The sheer mass of allusion to popular literature in the writings of
James Joyce is daunting. Using theories developed by Russian critic
Mikhail Bakhtin, R. B. Kershner analyzes how Joyce made use of
popular literature in such early works as
Stephen Hero,
Dubliners,
A Portrait of an Artist as a Young Man,
and
Exiles. Kershner also examines Joyce's use of rhetoric,
the relationship between narrator and protagonist, and the
interplay of voices, whether personal, literary, or subliterary, in
Joyce's writing.
In pointing out the prolific allusions in Joyce to newspapers,
children's books, popular novels, and even pornography, Kershner
shows how each of these contributes to the structures of
consciousness of Joyce's various characters, all of whom write and
rewrite themselves in terms of the texts they read in their youth.

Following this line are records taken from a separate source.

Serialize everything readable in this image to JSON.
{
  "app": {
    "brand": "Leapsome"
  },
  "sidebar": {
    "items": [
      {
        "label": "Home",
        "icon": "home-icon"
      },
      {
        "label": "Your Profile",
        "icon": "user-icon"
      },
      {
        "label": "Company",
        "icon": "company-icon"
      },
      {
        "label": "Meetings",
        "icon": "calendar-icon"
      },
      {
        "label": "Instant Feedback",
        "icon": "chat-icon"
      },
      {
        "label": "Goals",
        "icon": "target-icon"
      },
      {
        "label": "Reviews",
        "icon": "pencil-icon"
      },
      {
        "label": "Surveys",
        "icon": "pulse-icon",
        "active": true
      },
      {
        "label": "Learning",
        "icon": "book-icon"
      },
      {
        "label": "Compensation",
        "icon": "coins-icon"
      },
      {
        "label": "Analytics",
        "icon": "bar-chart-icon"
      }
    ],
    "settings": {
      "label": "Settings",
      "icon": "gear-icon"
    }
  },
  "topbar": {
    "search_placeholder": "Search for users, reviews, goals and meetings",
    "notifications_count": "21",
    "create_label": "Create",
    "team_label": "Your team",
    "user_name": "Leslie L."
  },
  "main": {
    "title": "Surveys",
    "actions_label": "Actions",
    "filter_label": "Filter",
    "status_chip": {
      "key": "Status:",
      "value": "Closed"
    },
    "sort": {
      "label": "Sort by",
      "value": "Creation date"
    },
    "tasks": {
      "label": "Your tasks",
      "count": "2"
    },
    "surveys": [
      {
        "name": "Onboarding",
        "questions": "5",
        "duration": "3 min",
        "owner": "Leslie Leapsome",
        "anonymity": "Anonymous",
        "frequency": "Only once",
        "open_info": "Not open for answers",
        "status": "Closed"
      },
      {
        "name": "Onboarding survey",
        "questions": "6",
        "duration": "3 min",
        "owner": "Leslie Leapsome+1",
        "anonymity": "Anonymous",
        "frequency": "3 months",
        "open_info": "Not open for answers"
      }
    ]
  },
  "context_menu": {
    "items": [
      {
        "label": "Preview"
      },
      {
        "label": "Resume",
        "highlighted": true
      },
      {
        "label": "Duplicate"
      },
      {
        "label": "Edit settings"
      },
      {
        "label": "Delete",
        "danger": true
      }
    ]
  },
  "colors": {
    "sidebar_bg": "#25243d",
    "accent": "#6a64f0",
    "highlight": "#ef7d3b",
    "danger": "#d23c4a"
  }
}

He also investigates the intertextual role of many popular books to
which Joyce alludes in his writings and letters, or which he owned
-- some well known, others now obscure.
Kershner presents Joyce as a writer with a high degrees of social
consciousness, whose writings highlight the conflicting ideologies
of the Irish bourgeoisie. In exploring the social dimension of
Joyce's writing, he calls upon such important contemporary thinkers
as Jameston, Althusser, Barthes, and Lacan in addition to Bakhtin.
Joyce's literary response to his historical situation was not
polemical, Kershner argues, but, in Bakhtin's terms, dialogical:
his writings represent an unremitting dialogue with the discordant
but powerful voices of his day, many inaudible to us now.
Joyce, Bakhtin, and Popular Literature places Joyce within
the social and intellectual context of his time. Through stylistic,
social, and ideological analysis, Kersner gives us a fuller grasp
of the the complexity of Joyce's earlier writings.